For the workers being kicked out the doors, including some of Canada's top journalists, it was a real insult and a clear sign of disrespect by the corporate elite for the workers.
And it doesn't stop there. Loblaw chief executive and billionaire Galen Weston Jr. recently objected to plans to raise the minimum wage to $15 an hour. Weston is paid $1 million a year in base salary, plus bonuses that take him to more than $5 million a year, and is one of the wealthiest men in Canada.
He can afford to pay his workers a decent wage — wages, I would add, that would find their way back to the grocery stores and drug stores his company controls in the spending habits of his own workers.
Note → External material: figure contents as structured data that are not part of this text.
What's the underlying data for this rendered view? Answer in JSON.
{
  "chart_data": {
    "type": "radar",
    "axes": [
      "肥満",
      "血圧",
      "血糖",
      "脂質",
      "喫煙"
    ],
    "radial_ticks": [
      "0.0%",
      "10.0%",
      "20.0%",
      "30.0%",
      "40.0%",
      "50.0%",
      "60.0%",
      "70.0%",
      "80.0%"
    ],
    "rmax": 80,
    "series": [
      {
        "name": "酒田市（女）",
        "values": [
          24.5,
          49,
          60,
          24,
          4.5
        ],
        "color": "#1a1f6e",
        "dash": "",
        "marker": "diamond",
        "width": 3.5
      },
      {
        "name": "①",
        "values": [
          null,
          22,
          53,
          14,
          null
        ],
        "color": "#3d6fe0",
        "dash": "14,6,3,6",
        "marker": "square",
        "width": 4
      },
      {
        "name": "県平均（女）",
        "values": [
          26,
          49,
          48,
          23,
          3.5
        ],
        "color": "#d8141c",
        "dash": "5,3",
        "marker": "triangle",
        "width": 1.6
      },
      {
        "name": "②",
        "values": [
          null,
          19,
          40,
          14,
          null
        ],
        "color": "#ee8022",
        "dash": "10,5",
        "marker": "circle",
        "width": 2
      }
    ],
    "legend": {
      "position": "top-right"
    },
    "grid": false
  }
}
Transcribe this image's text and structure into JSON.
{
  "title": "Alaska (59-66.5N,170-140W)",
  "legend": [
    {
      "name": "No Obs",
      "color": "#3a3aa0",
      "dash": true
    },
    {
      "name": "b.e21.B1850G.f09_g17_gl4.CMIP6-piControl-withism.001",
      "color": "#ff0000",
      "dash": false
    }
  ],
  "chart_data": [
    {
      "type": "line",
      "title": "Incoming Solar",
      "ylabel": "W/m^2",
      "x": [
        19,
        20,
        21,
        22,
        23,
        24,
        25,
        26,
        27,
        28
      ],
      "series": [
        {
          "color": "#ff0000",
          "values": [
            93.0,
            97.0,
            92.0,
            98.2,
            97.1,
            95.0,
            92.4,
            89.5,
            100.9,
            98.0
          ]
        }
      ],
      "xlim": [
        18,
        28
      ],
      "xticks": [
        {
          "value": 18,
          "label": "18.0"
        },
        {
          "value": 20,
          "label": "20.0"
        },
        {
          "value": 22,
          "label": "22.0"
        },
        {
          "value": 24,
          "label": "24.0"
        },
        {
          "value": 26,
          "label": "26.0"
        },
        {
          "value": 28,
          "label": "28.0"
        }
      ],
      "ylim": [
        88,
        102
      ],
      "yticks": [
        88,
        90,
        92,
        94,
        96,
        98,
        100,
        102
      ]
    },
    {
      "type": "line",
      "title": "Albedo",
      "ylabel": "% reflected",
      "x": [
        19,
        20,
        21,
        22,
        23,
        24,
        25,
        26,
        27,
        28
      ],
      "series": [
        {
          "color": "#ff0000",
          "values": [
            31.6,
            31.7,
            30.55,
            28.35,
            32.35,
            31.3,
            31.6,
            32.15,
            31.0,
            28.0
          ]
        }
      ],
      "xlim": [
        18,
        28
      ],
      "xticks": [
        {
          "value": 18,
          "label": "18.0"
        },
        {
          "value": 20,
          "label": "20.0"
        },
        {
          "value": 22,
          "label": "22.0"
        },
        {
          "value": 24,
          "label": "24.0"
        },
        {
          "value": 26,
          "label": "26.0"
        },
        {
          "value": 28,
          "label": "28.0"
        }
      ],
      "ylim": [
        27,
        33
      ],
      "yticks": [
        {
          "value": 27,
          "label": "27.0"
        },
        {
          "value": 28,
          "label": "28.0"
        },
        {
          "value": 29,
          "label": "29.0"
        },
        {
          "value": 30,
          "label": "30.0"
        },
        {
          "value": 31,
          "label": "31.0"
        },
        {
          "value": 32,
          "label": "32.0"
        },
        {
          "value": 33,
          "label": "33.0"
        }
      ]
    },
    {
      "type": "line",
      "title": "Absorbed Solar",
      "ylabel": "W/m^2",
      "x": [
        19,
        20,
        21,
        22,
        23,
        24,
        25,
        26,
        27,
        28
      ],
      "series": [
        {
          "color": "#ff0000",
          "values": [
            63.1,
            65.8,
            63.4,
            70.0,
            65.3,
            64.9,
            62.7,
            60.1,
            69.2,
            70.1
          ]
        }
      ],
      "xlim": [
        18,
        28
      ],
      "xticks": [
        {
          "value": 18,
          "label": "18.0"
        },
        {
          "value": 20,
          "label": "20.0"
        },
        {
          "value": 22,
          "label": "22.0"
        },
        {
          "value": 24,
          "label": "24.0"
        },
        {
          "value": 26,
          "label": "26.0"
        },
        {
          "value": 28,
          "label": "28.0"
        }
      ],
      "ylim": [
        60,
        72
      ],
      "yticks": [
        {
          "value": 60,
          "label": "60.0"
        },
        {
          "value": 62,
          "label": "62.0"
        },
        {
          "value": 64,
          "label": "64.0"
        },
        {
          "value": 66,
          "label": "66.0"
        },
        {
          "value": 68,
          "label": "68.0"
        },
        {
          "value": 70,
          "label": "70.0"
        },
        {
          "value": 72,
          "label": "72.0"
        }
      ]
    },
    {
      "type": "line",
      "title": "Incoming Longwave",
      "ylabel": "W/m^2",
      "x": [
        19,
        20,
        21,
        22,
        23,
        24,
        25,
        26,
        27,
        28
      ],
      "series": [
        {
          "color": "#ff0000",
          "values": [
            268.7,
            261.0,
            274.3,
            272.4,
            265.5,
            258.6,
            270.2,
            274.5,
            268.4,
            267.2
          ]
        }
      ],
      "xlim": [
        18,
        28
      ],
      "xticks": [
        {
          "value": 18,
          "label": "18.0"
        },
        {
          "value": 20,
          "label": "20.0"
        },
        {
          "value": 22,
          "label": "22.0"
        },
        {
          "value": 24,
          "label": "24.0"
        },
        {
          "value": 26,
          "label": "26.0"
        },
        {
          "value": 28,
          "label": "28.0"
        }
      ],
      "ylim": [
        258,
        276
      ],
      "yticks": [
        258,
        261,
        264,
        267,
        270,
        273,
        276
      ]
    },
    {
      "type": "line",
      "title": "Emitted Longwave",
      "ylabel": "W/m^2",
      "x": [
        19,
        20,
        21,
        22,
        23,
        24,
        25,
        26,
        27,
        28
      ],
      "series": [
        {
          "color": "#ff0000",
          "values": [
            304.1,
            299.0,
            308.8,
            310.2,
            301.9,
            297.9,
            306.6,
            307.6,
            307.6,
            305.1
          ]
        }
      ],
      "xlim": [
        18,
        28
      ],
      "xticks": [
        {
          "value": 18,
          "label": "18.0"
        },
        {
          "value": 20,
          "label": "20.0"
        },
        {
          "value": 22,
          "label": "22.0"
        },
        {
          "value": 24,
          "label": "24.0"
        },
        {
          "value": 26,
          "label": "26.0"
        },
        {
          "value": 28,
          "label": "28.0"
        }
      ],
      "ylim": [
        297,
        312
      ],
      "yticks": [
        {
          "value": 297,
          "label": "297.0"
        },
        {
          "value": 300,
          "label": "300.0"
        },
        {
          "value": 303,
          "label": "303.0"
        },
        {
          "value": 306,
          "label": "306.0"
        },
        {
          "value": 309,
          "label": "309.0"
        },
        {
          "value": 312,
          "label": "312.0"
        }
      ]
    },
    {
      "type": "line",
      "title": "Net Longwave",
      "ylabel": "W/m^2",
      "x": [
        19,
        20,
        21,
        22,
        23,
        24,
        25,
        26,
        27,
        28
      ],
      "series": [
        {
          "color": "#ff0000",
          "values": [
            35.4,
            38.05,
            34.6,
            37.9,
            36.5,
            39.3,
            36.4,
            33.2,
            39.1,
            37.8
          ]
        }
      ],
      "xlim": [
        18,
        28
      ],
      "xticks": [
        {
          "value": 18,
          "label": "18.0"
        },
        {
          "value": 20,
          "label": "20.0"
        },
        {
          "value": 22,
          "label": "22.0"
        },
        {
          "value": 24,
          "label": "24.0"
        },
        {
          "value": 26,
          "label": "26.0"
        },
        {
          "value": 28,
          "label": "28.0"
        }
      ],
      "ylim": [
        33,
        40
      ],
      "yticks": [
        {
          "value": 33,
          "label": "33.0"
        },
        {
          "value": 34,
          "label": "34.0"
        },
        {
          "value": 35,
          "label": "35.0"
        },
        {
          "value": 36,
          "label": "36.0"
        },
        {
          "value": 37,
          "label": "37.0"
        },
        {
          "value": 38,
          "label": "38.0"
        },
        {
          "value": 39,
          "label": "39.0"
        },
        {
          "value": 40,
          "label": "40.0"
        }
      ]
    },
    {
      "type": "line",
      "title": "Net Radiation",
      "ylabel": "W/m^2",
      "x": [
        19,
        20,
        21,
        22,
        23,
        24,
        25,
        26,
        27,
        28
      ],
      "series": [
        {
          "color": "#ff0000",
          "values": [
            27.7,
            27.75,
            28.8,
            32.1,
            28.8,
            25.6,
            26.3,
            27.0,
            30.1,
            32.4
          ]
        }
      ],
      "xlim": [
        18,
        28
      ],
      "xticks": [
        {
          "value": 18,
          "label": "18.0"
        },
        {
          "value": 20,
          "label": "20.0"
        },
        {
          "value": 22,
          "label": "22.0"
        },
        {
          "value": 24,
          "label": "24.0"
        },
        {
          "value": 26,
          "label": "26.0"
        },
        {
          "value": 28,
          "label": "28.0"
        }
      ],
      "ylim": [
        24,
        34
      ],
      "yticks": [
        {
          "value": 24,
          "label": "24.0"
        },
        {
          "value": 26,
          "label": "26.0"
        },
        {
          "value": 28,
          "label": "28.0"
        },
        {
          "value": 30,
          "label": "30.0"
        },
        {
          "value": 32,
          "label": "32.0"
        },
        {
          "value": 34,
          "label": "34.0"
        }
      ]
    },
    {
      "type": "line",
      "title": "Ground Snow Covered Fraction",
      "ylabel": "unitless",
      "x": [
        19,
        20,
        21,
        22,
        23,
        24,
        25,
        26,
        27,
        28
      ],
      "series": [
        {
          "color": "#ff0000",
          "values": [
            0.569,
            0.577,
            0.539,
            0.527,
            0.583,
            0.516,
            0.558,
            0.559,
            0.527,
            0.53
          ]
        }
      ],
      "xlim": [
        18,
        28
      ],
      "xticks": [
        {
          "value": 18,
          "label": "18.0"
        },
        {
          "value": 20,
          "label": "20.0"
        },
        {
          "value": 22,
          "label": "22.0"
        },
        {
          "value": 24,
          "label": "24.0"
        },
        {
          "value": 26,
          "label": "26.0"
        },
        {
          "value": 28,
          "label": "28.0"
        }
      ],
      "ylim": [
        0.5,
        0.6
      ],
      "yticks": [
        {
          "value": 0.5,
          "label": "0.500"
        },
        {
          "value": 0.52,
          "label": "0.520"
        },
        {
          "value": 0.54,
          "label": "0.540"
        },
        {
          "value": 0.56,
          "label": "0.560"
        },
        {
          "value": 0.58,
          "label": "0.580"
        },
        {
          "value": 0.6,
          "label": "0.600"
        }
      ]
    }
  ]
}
Workers at minimum wage don't spend their money on luxury foreign travel or stock options. They can't afford to. They spend their money on the day-to-day needs of their families, things like rent and food and clothing and school supplies that keep our economy going. It is alarming that one of Canada's largest retailers doesn't get that.
Raising the minimum wage isn't a challenge for retailers, it's an opportunity.
Again, that's not the only example. Northstar Aerospace in Milton is relocating production to Chicago, but is refusing to make up a funding shortfall in its pension. For the 200 employees, that would mean a 24 per cent cut in their pensions.
Workers have dedicated their careers to building that plant and are now losing their jobs. The closure came as a surprise to the facility's 200 employees. Prior to the announcement, Northstar workers were assured that the Milton operation was on solid footing.
This company is healthy. There is no financial necessity for denying the workers the pension they negotiated and which they were promised.
What all these stories have in common is corporate greed backed up by financial laws that favour the wealthy and the corporations they run.
None of it is illegal, and that's the worst of it. We have a system that not only allows corporate greed to thrive, but encourages it. To me, it's a signal that priorities are mixed up. It is the workers who make the goods we buy, make our economy run and thrive.
Workers, the ones who don't get retention bonuses, and sometimes don't even get severance or may see their pensions cut, make up the vast majority in Canada. It is intolerable to see justice for such people denied out of corporate greed.